Sometimes the most surprising blessings come from unexpected places.
When we moved to Iowa, we thought we were finding our forever home. When we moved to Kansas City, we hoped, yet again, we were finding our forever home.
And here we are, for the umpteenth millionth time in our lives, moving again.
The decision to make a move is never straightforward. It is always bittersweet. There are tears and heartache but also hope and anticipation. It is a time of so many emotions, so many things to coordinate, and so much physical and mental energy.
But, if I could be frank, I’d say this:
Leaving a place is easy. Leaving people is not.
Our friends and family and community are the cornerstone of what makes life so full of light and joy. We have been beyond fortunate with the people that we have come to know and love throughout our many moves. But that is a post for another date. This one is about the move. This one is about what we have gained.
When we moved from Arizona, we gained the opportunity to be nearer to family. We gained the farmhouse with 4 acres of ground and spending time on the family farm and simply just spending time with family.
When we moved from Iowa, we gained a couple of acres – 7 instead of 4 – and job opportunities and a wonderful neighborhood and more time with other family and friends.
This move here, it’s also about family, but in a different way. It’s about this family. It’s my husband and myself and our two kids.
Y’all, time is so precious. If you are given the opportunity to spend more of it with the people who matter most in your life (your spouse and children) and it only requires your state of residence in trade – why wouldn’t you take it?

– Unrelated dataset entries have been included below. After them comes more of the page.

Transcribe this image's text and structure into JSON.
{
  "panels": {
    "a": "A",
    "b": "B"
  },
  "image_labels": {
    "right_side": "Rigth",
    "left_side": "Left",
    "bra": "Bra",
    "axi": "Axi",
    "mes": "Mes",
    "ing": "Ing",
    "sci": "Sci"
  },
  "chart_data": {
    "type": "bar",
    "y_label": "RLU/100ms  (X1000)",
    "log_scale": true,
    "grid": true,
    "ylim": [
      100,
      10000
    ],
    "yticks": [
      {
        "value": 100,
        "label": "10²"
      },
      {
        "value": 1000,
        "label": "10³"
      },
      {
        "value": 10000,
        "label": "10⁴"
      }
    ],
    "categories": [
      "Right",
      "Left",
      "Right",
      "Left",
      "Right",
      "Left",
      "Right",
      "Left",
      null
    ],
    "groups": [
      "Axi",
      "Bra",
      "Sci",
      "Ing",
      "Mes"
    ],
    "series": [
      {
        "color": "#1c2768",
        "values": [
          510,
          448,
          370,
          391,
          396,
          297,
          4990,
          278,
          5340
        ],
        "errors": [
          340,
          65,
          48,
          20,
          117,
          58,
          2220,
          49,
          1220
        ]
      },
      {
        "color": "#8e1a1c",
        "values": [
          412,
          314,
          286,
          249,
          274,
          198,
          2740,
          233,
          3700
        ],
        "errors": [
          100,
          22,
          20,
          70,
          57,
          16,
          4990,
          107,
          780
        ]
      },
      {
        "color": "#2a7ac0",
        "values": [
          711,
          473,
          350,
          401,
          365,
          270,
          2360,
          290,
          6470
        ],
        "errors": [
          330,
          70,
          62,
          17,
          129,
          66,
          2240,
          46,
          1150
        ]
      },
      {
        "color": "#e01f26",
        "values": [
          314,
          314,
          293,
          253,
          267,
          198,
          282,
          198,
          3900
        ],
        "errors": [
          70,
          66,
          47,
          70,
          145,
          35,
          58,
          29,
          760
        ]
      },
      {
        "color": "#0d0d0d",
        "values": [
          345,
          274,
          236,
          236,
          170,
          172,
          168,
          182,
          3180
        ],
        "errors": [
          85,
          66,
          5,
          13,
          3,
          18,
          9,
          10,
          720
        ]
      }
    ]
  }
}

That being said there are many, many people who matter in our lives. I think I’ve made that clear; I’m not trying to discount the value that our parents and siblings and cousins and friends have in our lives. But you have to be whole in your home before you can be happy outside your home.
And we are finding that joy in Wisconsin. Even if we are moving in the dead of winter, because we’re smart like that.
A few months back, after all our things had been packed up and loaded onto a moving truck, I spent one last night at the Kansas City house. It was eerie, and more than a little devastating. It’s okay, I think, to feel excited for a new chapter and yet devastated over the last one at the same time.
We made some beautiful memories there. And we will make them again, here.